Peki DYK’ların açılma nedeni olan dershanelerin kapatılması fiilen uygulanabildi mi? Hayır. Çünkü varlık gerekçelerini ortadan kaldırmadan kurumları ortadan kaldırmanın mümkün olmadığı apaçık ortadaydı. Zira dershanelerin adı tedavülden kaldırılmakla birlikte farklı isimler altında aynı içeriğe sahip olan ve aynı işlevi gören kurumlar asla kaldırılamadı. Bu da beklenen bir sonuçtu.
Özgür Eğitim-Sen olarak, DYK’ların varlık nedenine dair sorgulamalarımızı ve uygulamadaki
eksikliklere dair eleştirilerimizi süreç boyunca yaptık.
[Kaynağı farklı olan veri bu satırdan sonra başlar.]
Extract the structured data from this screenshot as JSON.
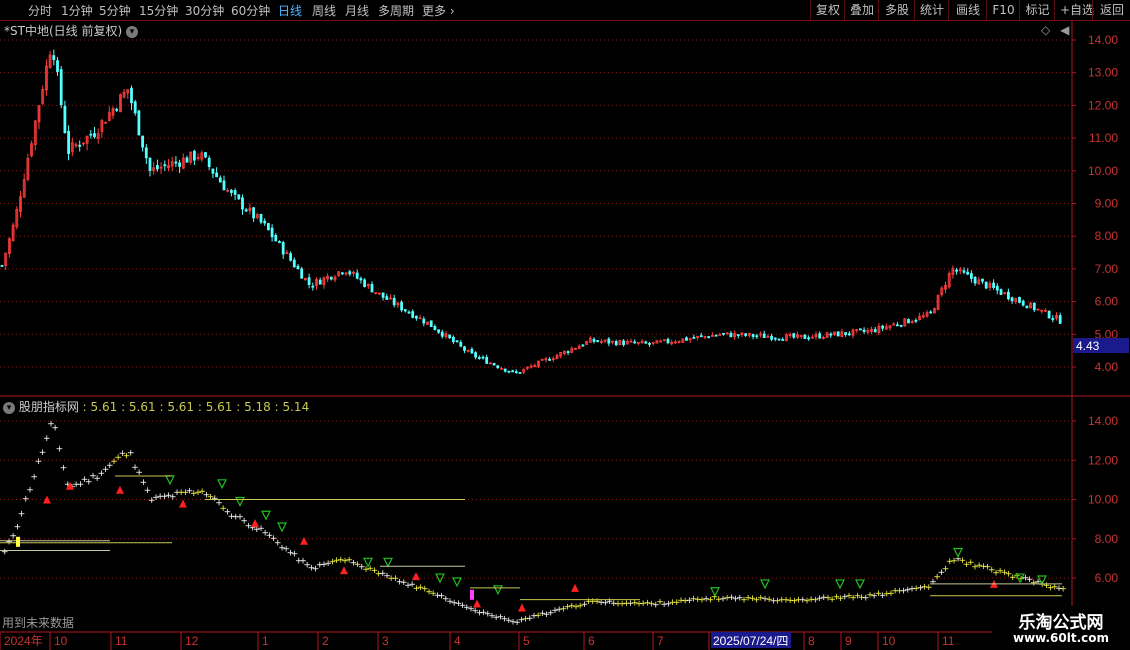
{
  "toolbar": {
    "periods": [
      {
        "label": "分时",
        "active": false
      },
      {
        "label": "1分钟",
        "active": false
      },
      {
        "label": "5分钟",
        "active": false
      },
      {
        "label": "15分钟",
        "active": false
      },
      {
        "label": "30分钟",
        "active": false
      },
      {
        "label": "60分钟",
        "active": false
      },
      {
        "label": "日线",
        "active": true
      },
      {
        "label": "周线",
        "active": false
      },
      {
        "label": "月线",
        "active": false
      },
      {
        "label": "多周期",
        "active": false
      },
      {
        "label": "更多",
        "active": false
      }
    ],
    "right_buttons": [
      "复权",
      "叠加",
      "多股",
      "统计",
      "画线",
      "F10",
      "标记",
      "+自选",
      "返回"
    ]
  },
  "main_chart": {
    "title": "*ST中地(日线 前复权)",
    "y_ticks": [
      "14.00",
      "13.00",
      "12.00",
      "11.00",
      "10.00",
      "9.00",
      "8.00",
      "7.00",
      "6.00",
      "5.00",
      "4.00"
    ],
    "current_price_tag": "4.43",
    "colors": {
      "up": "#ff3c3c",
      "down": "#54ffff",
      "grid": "#8b1a1a",
      "axis": "#b0191e",
      "tag_bg": "#1a1a8c"
    }
  },
  "indicator": {
    "name": "股朋指标网",
    "values": "5.61 : 5.61 : 5.61 : 5.61 : 5.18 : 5.14",
    "y_ticks": [
      "14.00",
      "12.00",
      "10.00",
      "8.00",
      "6.00"
    ],
    "future_data_note": "用到未来数据",
    "colors": {
      "dot_white": "#ffffff",
      "dot_yellow": "#ffff40",
      "buy_marker": "#ff2020",
      "sell_marker": "#20c020",
      "purple_bar": "#ff40ff"
    }
  },
  "x_axis": {
    "labels": [
      "2024年",
      "10",
      "11",
      "12",
      "1",
      "2",
      "3",
      "4",
      "5",
      "6",
      "7",
      "2025/07/24/四",
      "8",
      "9",
      "10",
      "11"
    ],
    "highlight_label": "2025/07/24/四"
  },
  "chart_data": {
    "type": "candlestick",
    "title": "*ST中地(日线 前复权)",
    "ylim": [
      3.5,
      14.5
    ],
    "close_path": [
      {
        "x": "2024-09",
        "y": 7.1
      },
      {
        "x": "2024-09 mid",
        "y": 8.5
      },
      {
        "x": "2024-10 start",
        "y": 12.2
      },
      {
        "x": "2024-10 peak",
        "y": 14.0
      },
      {
        "x": "2024-10 mid",
        "y": 10.6
      },
      {
        "x": "2024-11 start",
        "y": 11.2
      },
      {
        "x": "2024-11 peak",
        "y": 12.5
      },
      {
        "x": "2024-11 end",
        "y": 10.0
      },
      {
        "x": "2024-12",
        "y": 10.5
      },
      {
        "x": "2024-12 end",
        "y": 9.3
      },
      {
        "x": "2025-01",
        "y": 8.3
      },
      {
        "x": "2025-02",
        "y": 6.5
      },
      {
        "x": "2025-03",
        "y": 7.0
      },
      {
        "x": "2025-03 end",
        "y": 6.2
      },
      {
        "x": "2025-04",
        "y": 5.3
      },
      {
        "x": "2025-04 end",
        "y": 4.4
      },
      {
        "x": "2025-05",
        "y": 3.8
      },
      {
        "x": "2025-06",
        "y": 4.8
      },
      {
        "x": "2025-07",
        "y": 4.7
      },
      {
        "x": "2025-08",
        "y": 5.0
      },
      {
        "x": "2025-09",
        "y": 4.9
      },
      {
        "x": "2025-10",
        "y": 5.1
      },
      {
        "x": "2025-10 end",
        "y": 5.6
      },
      {
        "x": "2025-11 peak",
        "y": 7.0
      },
      {
        "x": "2025-11 end",
        "y": 5.4
      }
    ],
    "indicator_values": [
      5.61,
      5.61,
      5.61,
      5.61,
      5.18,
      5.14
    ]
  }
}
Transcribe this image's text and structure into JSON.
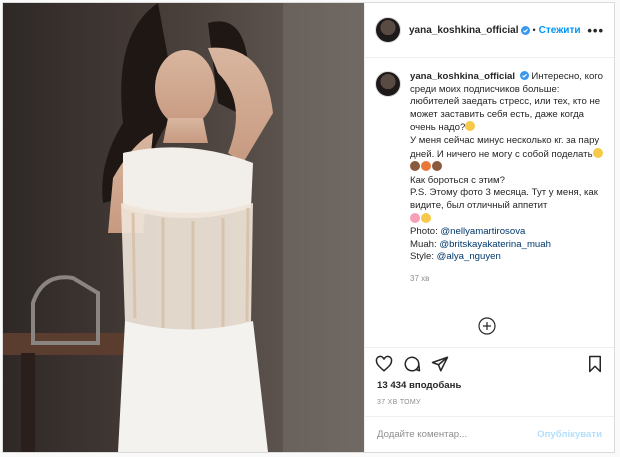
{
  "post": {
    "username": "yana_koshkina_official",
    "header_separator": "•",
    "follow_label": "Стежити",
    "more_label": "•••"
  },
  "caption": {
    "username": "yana_koshkina_official",
    "line1": "Интересно, кого среди моих подписчиков больше: любителей заедать стресс, или тех, кто не может заставить себя есть, даже когда очень надо?",
    "line2": "У меня сейчас минус несколько кг. за пару дней. И ничего не могу с собой поделать",
    "line3": "Как бороться с этим?",
    "line4": "P.S. Этому фото 3 месяца. Тут у меня, как видите, был отличный аппетит",
    "photo_label": "Photo: ",
    "photo_mention": "@nellyamartirosova",
    "muah_label": "Muah: ",
    "muah_mention": "@britskayakaterina_muah",
    "style_label": "Style: ",
    "style_mention": "@alya_nguyen",
    "time": "37 хв"
  },
  "stats": {
    "likes": "13 434 вподобань",
    "posted_ago": "37 ХВ ТОМУ"
  },
  "comment_box": {
    "placeholder": "Додайте коментар...",
    "publish_label": "Опублікувати"
  },
  "colors": {
    "accent": "#0095f6",
    "mention": "#00376b",
    "muted": "#8e8e8e",
    "publish_disabled": "#b2dffc"
  },
  "icons": [
    "verified-badge-icon",
    "heart-icon",
    "comment-icon",
    "share-icon",
    "bookmark-icon",
    "load-more-icon"
  ]
}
Ancak MEB yönetiminin hiçbir
gerekçe gösterme gereği bile duymadan önemsediği bir uygulamadan sessizce
azalta azalta vazgeçmesi izah edilemez. Tutarsız uygulamaları artık normal
görülmeye başlanan MEB’i yöneten rasyonel aklın işleyişinde ciddi bir sıkıntının
söz konusu olduğuna bu vesileyle tekrar dikkat çekiyoruz.
DYK’lar bünyesinde birtakım eksiklikler barındırıyor, işleyişinde sıkıntılar yaşanıyordu
fakat bunlar lokal düzenleme ve denetlemelerle giderilebilecek hususlardı.
Topyekün kaldırılarak öğretmen, öğrenci ve velilerin mağdur edilmesini
gerektirecek nitelikte bir sorun yoktu.
Yaşanan ekonomik kriz nedeniyle özel kurs ücretleri inanılmaz artmış durumda. Dar gelirli alt-orta sınıf ailelerin çocuklarını bu mecralara gönderebilme imkansız hale geldi. O yüzden bu aileler için okullarda açılan ücretsiz destekleme kursları çok önemliydi. Bu durumu MEB yöneticilerinin görmediğini düşünmüyoruz.
O halde neden kaldırıyorlar ücretsiz kursları?
Nispeten fırsat eşitliği ilkesine hizmet eden ve en düşük gelirli memur grubuna indirgenen öğretmen için maddi katkı anlamına gelen DYK’ların kaldırılması gördüğümüz kadarıyla tamamen bütçe kısıtlamalarından kaynaklanıyor. Meselenin facia boyutu da burası. Oysa Sayıştay raporunda sert şekilde eleştirilen 30 milyar TL’lik ödenek üstü harcamada tasarrufa gidildiği takdirde tüm Türkiye’de kurslar için öğretmene ödenen miktarın yaklaşık 20 katından fazlası elde edilmiş olacaktır. Veya çeşitli saiklerle norm fazlası olarak atıl vaziyette olan 41 bin öğretmeni aktif hale getirerek buharlaşan 3 milyar TL’yi geri getirilebilir ki bu miktar kurslarda öğretmene ödenen ücretin tam iki katına tekabül ediyor. Ancak bunlar yapılırsa zülfüyâre dokunmak ve birilerinin ayağına basmak gerekecektir. O yüzden öğrenci, veli ve öğretmen için fayda üretebilecek bir uygulama hiçbir sebep göstermeksizin feda ediliyor ve fatura, sistemin ana unsurları olan öğretmen ve öğrenciye kesiliyor.